Pediatric Flat Feet…Things to know…Questions to ask…

First and foremost flatfeet can be normal as children grow. Infants and toddlers are especially flexible and tend to appear with feet rolled in and pointed outward. As children grow and reach school age and feet remain flattened an evaluation from a podiatrist is warranted. Children often complain of foot pain with activity as well as general leg fatigue. When evaluating a flat foot, points of concern include stiff feet, painful feet with walking and/or activity, a tight Achilles tendon, and very severe flat feet. In these cases treatment can include physical therapy, orthotics (custom and/or over the counter), and possibly surgery in severe cases.

Physical therapy is meant to introduce a stretching routine to both the child and parent. Stretching the Achilles tendon can mean the difference between and painful flatfoot and a healthy pain free flatfoot into adult life. It is important to incorporate stretching into everyday routine.

Orthotics provide support for feet and allow for improved function and ultimately reduce pain and prevent surgery. Orthotics are not corrective. Orthotics simply support, decrease and/or prevent symptoms and improve quality of life. Custom orthotics can be costly especially in growing children. In many cases over the counter support is sufficient, however in severe cases custom orthotics are the best option.

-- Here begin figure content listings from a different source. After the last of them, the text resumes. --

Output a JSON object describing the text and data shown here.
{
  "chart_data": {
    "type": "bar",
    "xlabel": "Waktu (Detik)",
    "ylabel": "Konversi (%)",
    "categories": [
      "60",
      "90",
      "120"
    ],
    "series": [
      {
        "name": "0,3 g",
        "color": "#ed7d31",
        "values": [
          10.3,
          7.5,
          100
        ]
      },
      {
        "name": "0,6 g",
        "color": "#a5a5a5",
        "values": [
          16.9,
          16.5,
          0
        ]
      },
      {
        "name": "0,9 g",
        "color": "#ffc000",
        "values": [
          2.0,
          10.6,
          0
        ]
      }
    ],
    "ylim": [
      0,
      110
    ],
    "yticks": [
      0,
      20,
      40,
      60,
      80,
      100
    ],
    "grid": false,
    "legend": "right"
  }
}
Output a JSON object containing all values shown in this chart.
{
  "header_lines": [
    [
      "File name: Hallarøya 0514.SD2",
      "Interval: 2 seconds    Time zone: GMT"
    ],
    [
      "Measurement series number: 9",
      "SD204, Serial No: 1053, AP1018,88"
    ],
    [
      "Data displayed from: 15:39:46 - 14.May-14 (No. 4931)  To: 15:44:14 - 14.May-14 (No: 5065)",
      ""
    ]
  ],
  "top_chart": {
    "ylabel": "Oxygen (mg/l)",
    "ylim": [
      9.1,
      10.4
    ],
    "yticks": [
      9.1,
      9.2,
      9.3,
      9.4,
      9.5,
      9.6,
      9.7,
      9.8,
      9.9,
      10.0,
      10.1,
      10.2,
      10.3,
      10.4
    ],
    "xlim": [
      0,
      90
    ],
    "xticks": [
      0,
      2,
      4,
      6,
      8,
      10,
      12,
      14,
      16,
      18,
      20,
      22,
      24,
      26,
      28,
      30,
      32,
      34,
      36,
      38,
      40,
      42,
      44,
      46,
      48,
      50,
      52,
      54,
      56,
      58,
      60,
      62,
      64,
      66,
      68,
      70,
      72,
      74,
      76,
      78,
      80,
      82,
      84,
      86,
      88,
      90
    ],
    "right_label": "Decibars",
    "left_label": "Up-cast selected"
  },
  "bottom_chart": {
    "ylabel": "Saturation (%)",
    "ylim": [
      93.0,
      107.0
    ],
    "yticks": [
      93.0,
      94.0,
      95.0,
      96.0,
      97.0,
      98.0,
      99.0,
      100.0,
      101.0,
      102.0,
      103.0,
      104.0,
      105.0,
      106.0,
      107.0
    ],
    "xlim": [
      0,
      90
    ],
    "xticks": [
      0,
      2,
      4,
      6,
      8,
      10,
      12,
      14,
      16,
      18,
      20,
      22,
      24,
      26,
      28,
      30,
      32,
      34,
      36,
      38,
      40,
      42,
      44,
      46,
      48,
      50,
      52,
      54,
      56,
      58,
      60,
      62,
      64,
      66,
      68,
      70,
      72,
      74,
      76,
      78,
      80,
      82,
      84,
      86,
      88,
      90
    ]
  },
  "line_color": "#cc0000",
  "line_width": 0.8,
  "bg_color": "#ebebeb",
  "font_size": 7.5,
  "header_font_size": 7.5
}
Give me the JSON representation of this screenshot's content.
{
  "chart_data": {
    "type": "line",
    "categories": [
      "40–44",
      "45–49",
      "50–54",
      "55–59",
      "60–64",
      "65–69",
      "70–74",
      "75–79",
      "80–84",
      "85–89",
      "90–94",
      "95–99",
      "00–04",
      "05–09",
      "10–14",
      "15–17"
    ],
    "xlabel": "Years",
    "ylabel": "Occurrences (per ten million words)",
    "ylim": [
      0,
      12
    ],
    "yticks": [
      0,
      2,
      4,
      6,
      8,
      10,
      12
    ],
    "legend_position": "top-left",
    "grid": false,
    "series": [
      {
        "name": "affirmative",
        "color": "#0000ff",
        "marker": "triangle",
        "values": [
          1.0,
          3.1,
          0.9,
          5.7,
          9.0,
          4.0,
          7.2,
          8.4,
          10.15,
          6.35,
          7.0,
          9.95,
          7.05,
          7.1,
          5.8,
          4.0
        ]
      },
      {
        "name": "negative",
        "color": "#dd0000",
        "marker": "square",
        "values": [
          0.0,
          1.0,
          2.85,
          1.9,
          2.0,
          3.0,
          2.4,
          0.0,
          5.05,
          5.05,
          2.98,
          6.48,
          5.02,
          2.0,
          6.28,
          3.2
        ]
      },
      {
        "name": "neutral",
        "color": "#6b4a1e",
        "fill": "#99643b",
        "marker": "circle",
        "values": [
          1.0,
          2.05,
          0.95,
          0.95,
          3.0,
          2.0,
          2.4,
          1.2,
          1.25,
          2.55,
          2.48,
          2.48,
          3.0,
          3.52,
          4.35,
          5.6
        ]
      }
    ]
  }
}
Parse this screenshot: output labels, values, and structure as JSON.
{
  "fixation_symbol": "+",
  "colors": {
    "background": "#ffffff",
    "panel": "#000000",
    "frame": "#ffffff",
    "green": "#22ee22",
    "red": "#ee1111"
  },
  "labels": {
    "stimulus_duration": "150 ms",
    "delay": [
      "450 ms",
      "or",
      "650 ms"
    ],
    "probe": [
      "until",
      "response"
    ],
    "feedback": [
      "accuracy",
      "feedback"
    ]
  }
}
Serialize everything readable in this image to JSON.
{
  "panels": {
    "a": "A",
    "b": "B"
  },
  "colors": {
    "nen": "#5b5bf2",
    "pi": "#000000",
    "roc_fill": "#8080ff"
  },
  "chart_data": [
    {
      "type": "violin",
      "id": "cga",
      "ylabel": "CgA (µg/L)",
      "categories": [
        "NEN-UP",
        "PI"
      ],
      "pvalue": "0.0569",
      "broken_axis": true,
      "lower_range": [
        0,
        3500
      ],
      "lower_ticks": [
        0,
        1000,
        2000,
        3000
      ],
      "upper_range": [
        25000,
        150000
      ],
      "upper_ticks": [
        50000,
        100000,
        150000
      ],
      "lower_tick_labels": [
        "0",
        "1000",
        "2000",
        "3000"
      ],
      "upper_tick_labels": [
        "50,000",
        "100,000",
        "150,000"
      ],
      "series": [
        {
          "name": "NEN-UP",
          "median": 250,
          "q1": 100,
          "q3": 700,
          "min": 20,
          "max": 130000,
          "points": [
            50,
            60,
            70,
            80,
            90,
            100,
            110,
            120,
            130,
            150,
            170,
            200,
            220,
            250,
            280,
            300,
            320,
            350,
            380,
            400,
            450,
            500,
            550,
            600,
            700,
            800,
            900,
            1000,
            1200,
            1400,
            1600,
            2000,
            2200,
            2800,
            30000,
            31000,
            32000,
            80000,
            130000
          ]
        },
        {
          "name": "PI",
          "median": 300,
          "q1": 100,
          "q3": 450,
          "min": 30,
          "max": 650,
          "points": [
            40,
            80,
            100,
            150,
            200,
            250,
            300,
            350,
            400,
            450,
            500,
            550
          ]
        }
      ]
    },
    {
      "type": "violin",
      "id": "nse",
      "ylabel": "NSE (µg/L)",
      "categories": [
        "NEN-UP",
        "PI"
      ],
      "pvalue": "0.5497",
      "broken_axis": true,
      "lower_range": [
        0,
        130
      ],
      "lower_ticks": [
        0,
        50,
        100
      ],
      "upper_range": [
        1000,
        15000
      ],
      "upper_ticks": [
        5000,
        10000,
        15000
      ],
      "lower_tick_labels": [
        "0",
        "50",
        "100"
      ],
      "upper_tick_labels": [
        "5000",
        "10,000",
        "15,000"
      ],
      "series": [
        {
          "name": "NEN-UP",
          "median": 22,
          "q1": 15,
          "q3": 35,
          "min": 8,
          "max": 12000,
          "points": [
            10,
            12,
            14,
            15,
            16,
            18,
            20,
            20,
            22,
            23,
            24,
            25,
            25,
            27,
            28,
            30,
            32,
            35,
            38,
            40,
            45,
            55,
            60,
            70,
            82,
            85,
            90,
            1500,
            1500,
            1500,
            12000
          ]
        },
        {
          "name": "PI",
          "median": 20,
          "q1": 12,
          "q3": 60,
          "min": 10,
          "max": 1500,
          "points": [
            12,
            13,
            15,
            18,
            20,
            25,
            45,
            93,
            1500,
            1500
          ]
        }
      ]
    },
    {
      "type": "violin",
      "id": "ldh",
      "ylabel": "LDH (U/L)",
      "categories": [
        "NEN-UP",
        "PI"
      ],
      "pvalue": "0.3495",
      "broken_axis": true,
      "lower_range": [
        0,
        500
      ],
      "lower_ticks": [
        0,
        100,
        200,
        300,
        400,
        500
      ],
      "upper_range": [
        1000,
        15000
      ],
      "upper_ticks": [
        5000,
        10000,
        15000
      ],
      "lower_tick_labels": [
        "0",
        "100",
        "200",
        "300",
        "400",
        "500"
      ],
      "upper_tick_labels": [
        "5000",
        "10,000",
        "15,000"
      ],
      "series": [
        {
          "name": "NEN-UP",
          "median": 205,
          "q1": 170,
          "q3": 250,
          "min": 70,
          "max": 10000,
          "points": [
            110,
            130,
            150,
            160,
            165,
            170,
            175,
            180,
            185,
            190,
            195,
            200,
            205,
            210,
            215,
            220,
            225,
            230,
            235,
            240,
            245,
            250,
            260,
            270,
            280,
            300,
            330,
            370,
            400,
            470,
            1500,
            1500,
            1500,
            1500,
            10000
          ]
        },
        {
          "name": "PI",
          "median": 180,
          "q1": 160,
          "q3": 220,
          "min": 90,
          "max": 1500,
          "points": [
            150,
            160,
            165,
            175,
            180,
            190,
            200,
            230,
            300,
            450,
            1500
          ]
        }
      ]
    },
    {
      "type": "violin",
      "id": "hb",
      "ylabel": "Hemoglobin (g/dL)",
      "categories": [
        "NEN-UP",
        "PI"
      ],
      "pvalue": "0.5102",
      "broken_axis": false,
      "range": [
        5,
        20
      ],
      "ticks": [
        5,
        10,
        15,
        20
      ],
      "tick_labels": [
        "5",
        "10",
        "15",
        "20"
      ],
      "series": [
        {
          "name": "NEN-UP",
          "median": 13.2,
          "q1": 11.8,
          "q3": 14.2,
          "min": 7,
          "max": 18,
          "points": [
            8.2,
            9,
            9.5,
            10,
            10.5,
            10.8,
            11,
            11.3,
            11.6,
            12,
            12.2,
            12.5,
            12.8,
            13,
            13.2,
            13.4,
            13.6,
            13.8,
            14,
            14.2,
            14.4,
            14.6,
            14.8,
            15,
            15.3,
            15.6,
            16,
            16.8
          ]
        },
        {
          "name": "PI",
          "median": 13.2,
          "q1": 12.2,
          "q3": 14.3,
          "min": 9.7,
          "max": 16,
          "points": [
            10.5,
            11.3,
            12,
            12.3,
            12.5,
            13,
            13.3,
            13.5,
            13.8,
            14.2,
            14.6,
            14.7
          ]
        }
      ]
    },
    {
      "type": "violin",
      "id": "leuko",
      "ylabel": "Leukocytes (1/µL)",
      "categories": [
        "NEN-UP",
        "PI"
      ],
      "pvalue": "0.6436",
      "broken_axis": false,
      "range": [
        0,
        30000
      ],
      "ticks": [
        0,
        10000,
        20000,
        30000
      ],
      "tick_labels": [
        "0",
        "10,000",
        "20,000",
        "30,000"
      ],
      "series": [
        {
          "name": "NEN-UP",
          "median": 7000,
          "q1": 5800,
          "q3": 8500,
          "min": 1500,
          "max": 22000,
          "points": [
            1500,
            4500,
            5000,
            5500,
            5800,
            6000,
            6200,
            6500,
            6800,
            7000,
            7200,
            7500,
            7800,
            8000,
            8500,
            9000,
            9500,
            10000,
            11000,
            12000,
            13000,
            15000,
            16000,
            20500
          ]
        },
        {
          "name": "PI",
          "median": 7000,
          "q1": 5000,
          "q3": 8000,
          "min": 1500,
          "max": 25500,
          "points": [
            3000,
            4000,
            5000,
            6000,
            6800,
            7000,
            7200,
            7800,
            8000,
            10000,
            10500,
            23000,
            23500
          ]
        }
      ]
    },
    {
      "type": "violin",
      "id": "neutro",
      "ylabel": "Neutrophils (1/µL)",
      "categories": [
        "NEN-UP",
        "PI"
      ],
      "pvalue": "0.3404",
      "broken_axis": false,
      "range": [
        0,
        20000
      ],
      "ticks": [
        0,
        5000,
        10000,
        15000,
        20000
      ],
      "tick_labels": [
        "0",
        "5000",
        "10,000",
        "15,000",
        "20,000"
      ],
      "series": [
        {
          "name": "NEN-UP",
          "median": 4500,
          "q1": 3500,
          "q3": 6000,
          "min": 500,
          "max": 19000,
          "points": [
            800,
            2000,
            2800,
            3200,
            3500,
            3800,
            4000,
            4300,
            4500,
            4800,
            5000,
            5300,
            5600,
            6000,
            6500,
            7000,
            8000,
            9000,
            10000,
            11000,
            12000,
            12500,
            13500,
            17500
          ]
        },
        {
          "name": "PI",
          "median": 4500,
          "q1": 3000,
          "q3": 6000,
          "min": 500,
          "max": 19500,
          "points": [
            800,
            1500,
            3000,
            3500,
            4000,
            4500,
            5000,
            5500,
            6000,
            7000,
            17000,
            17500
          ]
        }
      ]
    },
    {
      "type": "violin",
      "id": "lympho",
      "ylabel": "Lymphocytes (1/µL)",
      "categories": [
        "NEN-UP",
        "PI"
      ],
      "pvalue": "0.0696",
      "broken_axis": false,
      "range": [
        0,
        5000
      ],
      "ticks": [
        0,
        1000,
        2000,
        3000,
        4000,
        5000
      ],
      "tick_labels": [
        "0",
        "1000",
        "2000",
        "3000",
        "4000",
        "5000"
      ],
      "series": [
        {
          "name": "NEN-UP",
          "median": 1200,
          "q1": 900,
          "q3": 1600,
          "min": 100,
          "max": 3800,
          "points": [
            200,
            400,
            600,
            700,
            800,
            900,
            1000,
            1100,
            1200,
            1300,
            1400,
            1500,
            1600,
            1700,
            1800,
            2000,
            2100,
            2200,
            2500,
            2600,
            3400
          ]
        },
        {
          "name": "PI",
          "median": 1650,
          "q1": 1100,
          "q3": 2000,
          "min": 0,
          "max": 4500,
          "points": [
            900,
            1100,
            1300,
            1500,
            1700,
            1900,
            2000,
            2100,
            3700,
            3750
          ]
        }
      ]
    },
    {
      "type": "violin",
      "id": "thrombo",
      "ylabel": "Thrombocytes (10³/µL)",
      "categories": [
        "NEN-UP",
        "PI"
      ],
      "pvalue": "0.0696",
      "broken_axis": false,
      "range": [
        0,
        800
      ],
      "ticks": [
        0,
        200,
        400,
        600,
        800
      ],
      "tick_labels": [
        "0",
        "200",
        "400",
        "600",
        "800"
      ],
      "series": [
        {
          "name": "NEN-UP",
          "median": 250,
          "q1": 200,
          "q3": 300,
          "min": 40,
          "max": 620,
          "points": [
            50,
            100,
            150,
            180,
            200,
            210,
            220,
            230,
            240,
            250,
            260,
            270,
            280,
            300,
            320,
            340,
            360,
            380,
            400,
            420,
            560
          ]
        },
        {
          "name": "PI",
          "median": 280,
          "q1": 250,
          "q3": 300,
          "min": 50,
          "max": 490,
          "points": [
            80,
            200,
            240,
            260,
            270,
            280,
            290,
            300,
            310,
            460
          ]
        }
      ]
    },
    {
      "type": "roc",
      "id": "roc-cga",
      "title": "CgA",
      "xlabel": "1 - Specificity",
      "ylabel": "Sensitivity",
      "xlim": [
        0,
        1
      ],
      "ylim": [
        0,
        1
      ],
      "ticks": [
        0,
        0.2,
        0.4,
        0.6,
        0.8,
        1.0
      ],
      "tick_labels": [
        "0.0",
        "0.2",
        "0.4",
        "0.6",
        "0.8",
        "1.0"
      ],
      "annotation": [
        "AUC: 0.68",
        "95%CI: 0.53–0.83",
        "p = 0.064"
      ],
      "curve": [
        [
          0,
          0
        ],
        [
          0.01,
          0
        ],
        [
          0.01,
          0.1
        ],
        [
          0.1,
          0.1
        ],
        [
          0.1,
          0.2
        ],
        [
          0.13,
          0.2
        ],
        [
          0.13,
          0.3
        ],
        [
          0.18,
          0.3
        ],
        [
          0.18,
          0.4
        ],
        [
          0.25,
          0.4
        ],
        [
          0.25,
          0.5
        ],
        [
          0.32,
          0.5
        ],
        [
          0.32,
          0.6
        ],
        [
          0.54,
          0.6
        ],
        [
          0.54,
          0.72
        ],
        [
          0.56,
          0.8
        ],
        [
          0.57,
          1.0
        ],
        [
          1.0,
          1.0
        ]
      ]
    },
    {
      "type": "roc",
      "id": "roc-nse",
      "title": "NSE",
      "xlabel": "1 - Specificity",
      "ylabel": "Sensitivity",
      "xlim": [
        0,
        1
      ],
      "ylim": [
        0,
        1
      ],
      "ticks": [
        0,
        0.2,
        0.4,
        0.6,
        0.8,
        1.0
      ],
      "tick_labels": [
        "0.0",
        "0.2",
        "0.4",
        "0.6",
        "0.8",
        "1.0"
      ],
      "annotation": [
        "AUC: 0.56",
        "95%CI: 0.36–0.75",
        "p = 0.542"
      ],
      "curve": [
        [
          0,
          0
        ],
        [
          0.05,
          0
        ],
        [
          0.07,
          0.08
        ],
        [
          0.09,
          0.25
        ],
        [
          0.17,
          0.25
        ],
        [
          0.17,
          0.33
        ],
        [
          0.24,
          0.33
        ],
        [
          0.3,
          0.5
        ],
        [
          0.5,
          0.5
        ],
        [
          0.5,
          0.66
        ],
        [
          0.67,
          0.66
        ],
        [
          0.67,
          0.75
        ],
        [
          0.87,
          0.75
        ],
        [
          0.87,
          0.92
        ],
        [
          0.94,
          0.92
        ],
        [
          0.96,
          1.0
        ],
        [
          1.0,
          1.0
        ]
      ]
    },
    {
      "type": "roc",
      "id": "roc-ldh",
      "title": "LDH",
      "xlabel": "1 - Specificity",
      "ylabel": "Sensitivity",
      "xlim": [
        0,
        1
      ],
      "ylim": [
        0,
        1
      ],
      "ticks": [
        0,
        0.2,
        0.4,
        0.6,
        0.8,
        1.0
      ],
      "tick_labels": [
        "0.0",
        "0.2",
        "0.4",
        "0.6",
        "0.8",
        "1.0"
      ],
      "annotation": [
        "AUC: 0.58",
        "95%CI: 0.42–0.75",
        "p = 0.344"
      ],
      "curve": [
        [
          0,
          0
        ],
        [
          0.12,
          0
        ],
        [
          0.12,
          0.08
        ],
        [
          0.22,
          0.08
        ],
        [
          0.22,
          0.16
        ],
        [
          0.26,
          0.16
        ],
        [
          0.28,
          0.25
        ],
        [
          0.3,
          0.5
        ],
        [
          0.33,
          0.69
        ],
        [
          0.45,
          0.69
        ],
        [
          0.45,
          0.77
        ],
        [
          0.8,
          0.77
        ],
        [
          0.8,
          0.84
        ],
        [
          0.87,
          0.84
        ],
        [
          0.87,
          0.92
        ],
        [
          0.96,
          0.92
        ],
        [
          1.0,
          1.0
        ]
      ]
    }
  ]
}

As far as surgery goes it left for a last resort. When painful flat feet interfere with walking, running, and athletic activities and conservative measures have been exhausted surgical intervention is considered. Not only eliminating current symptoms and returning a child to pain free activity, surgical intervention also prevents the onset of symptoms and potential disability in adult life.
When in doubt seek a professional opinion. My goal is to keep your child active and healthy. My motto is “Keep Kids, Kids”. Treatment plans are comprehensive but also realistic for active children and busy parents.